RuntimeCapabilityReference is a template for resolving a reference after an AionRuntimeContext exists. It does not read from thread-local or ambient state. The framework adapter must pass the current request context explicitly, or extract it from the framework’s per-request context object. 
from aion.api import CapabilitySubjectSource, RuntimeCapabilityReference

incoming_request_distribution_mcp = RuntimeCapabilityReference.primary_mcp(
    CapabilitySubjectSource.INCOMING_DISTRIBUTION
)

resolved = incoming_request_distribution_mcp.resolve(runtime_context)
CapabilitySubjectSource.INCOMING_DISTRIBUTION means the distribution from the current incoming request’s Aion Distribution extension payload. It is request-scoped, not a global default.
SourceRuntime accessor
ACTIVE_ENVIRONMENTruntime_context.get_environment()
INCOMING_DISTRIBUTIONruntime_context.get_distribution()
PRINCIPAL_IDENTITYruntime_context.get_principal_identity()

Principal selectors

PrincipalSelector is request metadata used to tell Aion which runtime principal the call is being made as. It is not a credential by itself; the API still validates the bearer token and the selected principal.
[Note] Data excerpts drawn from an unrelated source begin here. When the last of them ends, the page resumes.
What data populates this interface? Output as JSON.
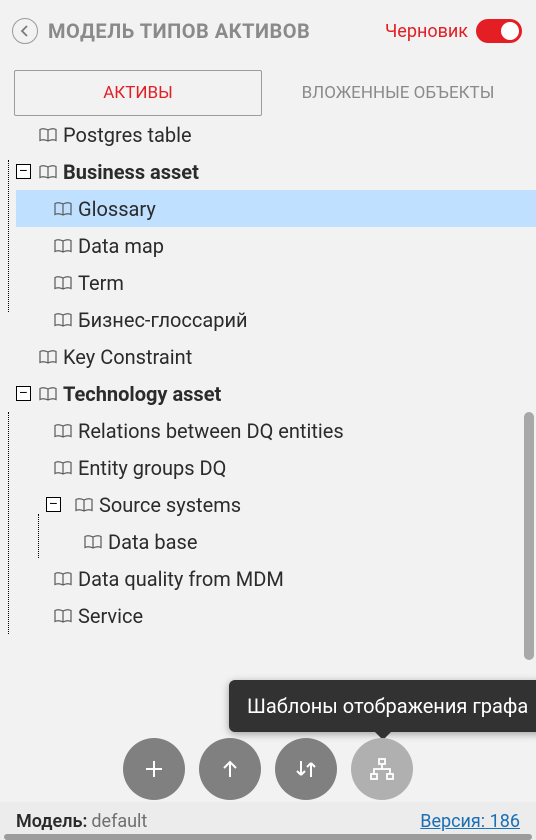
{
  "header": {
    "title": "МОДЕЛЬ ТИПОВ АКТИВОВ",
    "draft_label": "Черновик",
    "toggle_on": true
  },
  "tabs": {
    "active": "АКТИВЫ",
    "inactive": "ВЛОЖЕННЫЕ ОБЪЕКТЫ"
  },
  "tree": {
    "nodes": [
      {
        "label": "Postgres table",
        "level": 0,
        "bold": false,
        "expanded": null,
        "selected": false,
        "cut": true
      },
      {
        "label": "Business asset",
        "level": 0,
        "bold": true,
        "expanded": true,
        "selected": false
      },
      {
        "label": "Glossary",
        "level": 1,
        "bold": false,
        "expanded": null,
        "selected": true
      },
      {
        "label": "Data map",
        "level": 1,
        "bold": false,
        "expanded": null,
        "selected": false
      },
      {
        "label": "Term",
        "level": 1,
        "bold": false,
        "expanded": null,
        "selected": false
      },
      {
        "label": "Бизнес-глоссарий",
        "level": 1,
        "bold": false,
        "expanded": null,
        "selected": false
      },
      {
        "label": "Key Constraint",
        "level": 0,
        "bold": false,
        "expanded": null,
        "selected": false
      },
      {
        "label": "Technology asset",
        "level": 0,
        "bold": true,
        "expanded": true,
        "selected": false
      },
      {
        "label": "Relations between DQ entities",
        "level": 1,
        "bold": false,
        "expanded": null,
        "selected": false
      },
      {
        "label": "Entity groups DQ",
        "level": 1,
        "bold": false,
        "expanded": null,
        "selected": false
      },
      {
        "label": "Source systems",
        "level": 1,
        "bold": false,
        "expanded": true,
        "selected": false
      },
      {
        "label": "Data base",
        "level": 2,
        "bold": false,
        "expanded": null,
        "selected": false
      },
      {
        "label": "Data quality from MDM",
        "level": 1,
        "bold": false,
        "expanded": null,
        "selected": false
      },
      {
        "label": "Service",
        "level": 1,
        "bold": false,
        "expanded": null,
        "selected": false
      }
    ]
  },
  "tooltip": "Шаблоны отображения графа",
  "fab": {
    "add": "add-button",
    "up": "upload-button",
    "swap": "swap-button",
    "graph": "graph-templates-button"
  },
  "footer": {
    "model_label": "Модель:",
    "model_value": "default",
    "version_label": "Версия:",
    "version_value": "186"
  }
}
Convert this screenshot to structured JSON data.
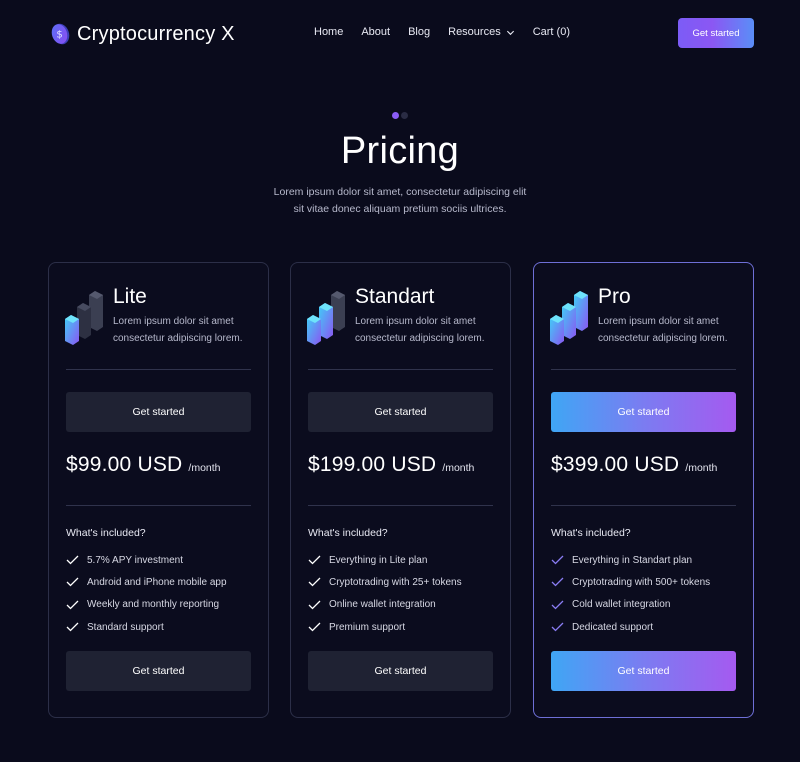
{
  "brand": {
    "name": "Cryptocurrency X",
    "logo_glyph": "$"
  },
  "nav": {
    "items": [
      "Home",
      "About",
      "Blog",
      "Resources",
      "Cart (0)"
    ],
    "cta": "Get started"
  },
  "hero": {
    "title": "Pricing",
    "subtitle": "Lorem ipsum dolor sit amet, consectetur adipiscing elit sit vitae donec aliquam pretium sociis ultrices."
  },
  "plans": [
    {
      "name": "Lite",
      "description": "Lorem ipsum dolor sit amet consectetur adipiscing lorem.",
      "cta": "Get started",
      "price": "$99.00 USD",
      "period": "/month",
      "included_title": "What's included?",
      "features": [
        "5.7% APY investment",
        "Android and iPhone mobile app",
        "Weekly and monthly reporting",
        "Standard support"
      ]
    },
    {
      "name": "Standart",
      "description": "Lorem ipsum dolor sit amet consectetur adipiscing lorem.",
      "cta": "Get started",
      "price": "$199.00 USD",
      "period": "/month",
      "included_title": "What's included?",
      "features": [
        "Everything in Lite plan",
        "Cryptotrading with 25+ tokens",
        "Online wallet integration",
        "Premium support"
      ]
    },
    {
      "name": "Pro",
      "description": "Lorem ipsum dolor sit amet consectetur adipiscing lorem.",
      "cta": "Get started",
      "price": "$399.00 USD",
      "period": "/month",
      "included_title": "What's included?",
      "features": [
        "Everything in Standart plan",
        "Cryptotrading with 500+ tokens",
        "Cold wallet integration",
        "Dedicated support"
      ]
    }
  ],
  "colors": {
    "background": "#0a0b1c",
    "accent_purple": "#8b5cf6",
    "accent_blue": "#3fa6f5",
    "card_border": "#2c2f48",
    "pro_border": "#6e6fd6",
    "button_dark": "#1f2233"
  },
  "icons": {
    "logo": "coin-icon",
    "resources_caret": "chevron-down-icon",
    "plan_icon": "bar-blocks-icon",
    "feature_check": "check-icon"
  }
}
For behavior-originated calls back to the control plane, such as MCP or A2A access, AionRuntimeContext.get_principal_selector() derives this metadata from the active request. It prefers the environment’s daemon identity when available and falls back to the environment id. Omitting the selector can make the request look like the broader authenticated subject, which may be denied even when the runtime daemon or environment would be allowed. 
from aion.api import PrincipalSelector

selector = PrincipalSelector.agent_environment("environment-id")
headers = selector.to_headers()
graphql_principal = selector.to_gql_value()
The MCP helpers derive the selector from AionRuntimeContext.get_principal_selector() when no explicit selector is supplied.